Consumers will also lose out as free illegal downloads may drive up the prices of the songs and albums.

Therefore, from the utilitarianism point of view, piracy affects all the parties in a negative way, resulting in total unhappiness.


The motive of an individual pirating software is to cut cost on buying music and for their own convenience’s sake. If everyone in the world has this same motive, piracy will invade into every part of the world. In order to prevent this from happening, record companies have to come up with anti-piracy measures. Doing this would be time consuming and cause the production of music to be more expensive. This makes the motive illogical and thus would be impermissible.

When we download music illegally, we are not giving the record companies anything in return. As we are not getting any permission from the company, we are merely using the company as a means to get the music. Again, this makes it impermissible.


Studies show that an individual tends to pirate mainly because of social influences. We are easily affected by our surroundings and tend to follow the trend. Experts suggest that besides explaining about the cons of piracy, anti-piracy campaigns should also cover illegal copying of software from our families and friends. Piracy policies and laws should also place emphasis on the consequences of piracy, what negative effects it will bring to the affected parties.

Record companies should also try to reduce the prices of their music as studies show that doing so will reduce the probability of a pirate from obtaining the music from other alternative sources.

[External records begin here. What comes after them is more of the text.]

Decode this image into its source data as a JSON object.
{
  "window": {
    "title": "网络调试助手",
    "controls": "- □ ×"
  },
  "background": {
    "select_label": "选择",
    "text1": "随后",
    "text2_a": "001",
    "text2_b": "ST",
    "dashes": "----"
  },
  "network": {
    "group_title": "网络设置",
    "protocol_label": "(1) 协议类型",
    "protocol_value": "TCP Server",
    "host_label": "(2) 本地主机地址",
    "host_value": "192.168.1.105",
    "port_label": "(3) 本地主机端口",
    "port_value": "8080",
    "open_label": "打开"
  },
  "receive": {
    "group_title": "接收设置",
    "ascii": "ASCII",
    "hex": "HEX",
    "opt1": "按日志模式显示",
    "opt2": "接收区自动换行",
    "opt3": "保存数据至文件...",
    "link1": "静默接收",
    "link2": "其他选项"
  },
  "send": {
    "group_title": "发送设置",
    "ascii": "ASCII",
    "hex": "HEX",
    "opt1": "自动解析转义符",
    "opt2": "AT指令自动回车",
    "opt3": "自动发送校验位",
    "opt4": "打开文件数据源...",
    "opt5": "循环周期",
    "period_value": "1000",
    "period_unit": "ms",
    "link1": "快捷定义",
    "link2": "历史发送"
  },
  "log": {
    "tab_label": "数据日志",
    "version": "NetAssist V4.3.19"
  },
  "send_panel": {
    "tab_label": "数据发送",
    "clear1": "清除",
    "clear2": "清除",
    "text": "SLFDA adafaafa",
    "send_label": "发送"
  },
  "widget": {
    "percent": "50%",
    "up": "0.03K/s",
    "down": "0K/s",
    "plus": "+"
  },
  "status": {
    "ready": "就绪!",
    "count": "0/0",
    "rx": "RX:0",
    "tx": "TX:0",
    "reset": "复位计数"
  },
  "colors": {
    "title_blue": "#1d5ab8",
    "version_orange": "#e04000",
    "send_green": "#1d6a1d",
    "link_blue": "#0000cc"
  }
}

Whistle-blowing is another way for us to spot piracy. If we happen to spot someone downloading illegal music in our workplace or school, we may be reluctant to report it. However, if everyone can look for piracy, it will reduce the frequency of piracy from occurring.


In conclusion, piracy is a problem that is hard to eliminate and will most likely remain with us in the future. Instead of getting affected by it, artists should make use of the Internet as a platform to reach a wider public. e.g. Apple and Amazon allow their writers to produce their own books and sell them online by using the iBooks program. Youtube provides a platform for creative artists to present themselves globally.

In order to guard against piracy, all of us have a part to play. We need to respect and comply with the law when it comes to downloading, re-distribution of music.